Google AI compression technology saves data center energy

We have seen the future of AI via Large Language Models. And it's smaller than you think.

That much was clear in 2025, when we first saw China's DeepSeek — a slimmer, lighter LLM that required way less data center energy to do its job and performed surprisingly well on benchmark tests against heftier American AI models. (Ironically, it was built atop an open source U.S. model, Meta's Llama).

DeepSeek may have foundered on privacy concerns, but the trend towards smaller and smarter AI isn't going away. The evolution is on display again in TurboQuant, a compression algorithm that Google quietly unveiled this week via a Google Research paper.

The paper itself is pretty impenetrable if you're not an AI nerd who talks tokens and high-dimensional vectors. We'll get into a more detailed explanation below. But here's the TL;DR: The TurboQuant algorithm can make LLMs' memory usage six times smaller.

What does that mean? Less energy usage, perhaps to the point where running a powerful AI model on your powerful smartphone becomes possible. Less RAM usage, right on time for the ongoing RAM shortage.

Certainly, algorithms like this can help LLMs make more efficient use of the data centers they're hosted in — either by using the extra space to run more complex models, or, hear me out, by allowing us not to rush into building so many unpopular new data centers in the first place.

And that, paradoxically, could be a problem for the AI economy, at least as it's currently structured.

Mashable Light Speed

Why smaller and smarter will mess up NVIDIA

For the past three years, tech stocks have been riding ever higher on the back of one company alone: NVIDIA. And NVIDIA has been riding ever higher on the assumption that we're in the middle of what CEO Jensen Huang called this month "the largest infrastructure buildout in history" — an explosion of data centers, for which NVIDIA will be the chief provider of chips.

But that infrastructure build-out, if you look at data centers actually built versus data centers promised, is already stumbling, as a fresh New York Times investigation just made clear. What's the holdup? Not just opposition from concerned citizens across the U.S., now including the NAACP. It's also permits, applications, inspections, and the other unsexy but often necessary parts of the local government machinery.

Not least of the problems: A dearth of power generation and transmission, which doesn't sit well with the AI industry's unquantifiable ability to soak up electricity and suck up water.

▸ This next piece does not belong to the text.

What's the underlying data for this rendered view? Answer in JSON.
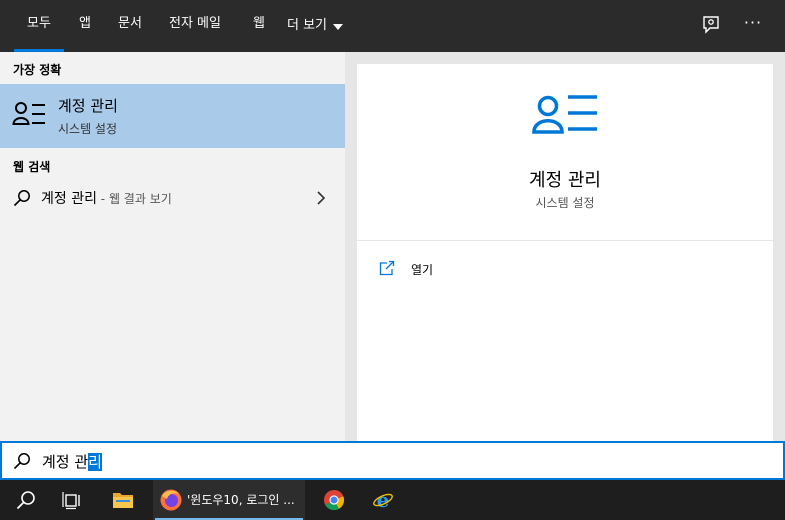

What happens when the desire for more AI runs into a lack of infrastructure? Well, then necessity becomes the mother of invention. We learn to do more with less. And that's exactly what TurboQuant does.

Middle-out compression

Here's that explanation — although since TurboQuant is a compression algorithm, you'd be forgiven for imagining Google had the same NSFW "middle out" compression algorithm inspiration that drove the plot of the HBO comedy Silicon Valley.

So there's a couple of energy "bottlenecks" when AI models reach for something they really want and frequently use. One is called the key-value cache, which is like a really hot library that stores the most-used information. The other is the vector search, which matches things that look the same. TurboQuant effectively lubricates both at once, making memory grabs faster, smoother, and less fraught.

TurboQuant "helps unclog key-value cache bottlenecks by reducing the size of key-value pairs," Google's paper says, in part by the "clever" move of "randomly rotating the data vectors."

Got that? No? Well, it doesn't really matter. All you need to know is that there's a promising new field of extremely complex computational mathematics, and it works the way compression algorithms have long worked — making new technology faster, lighter, easier to run.

First, it was ZIP file downloads, then the video compression that enabled the streaming revolution, and now it's AI. The result could allow a more powerful LLM to run entirely on your phone, or it could crash the global economy, or both at the same time. Isn't life in 2026 wild?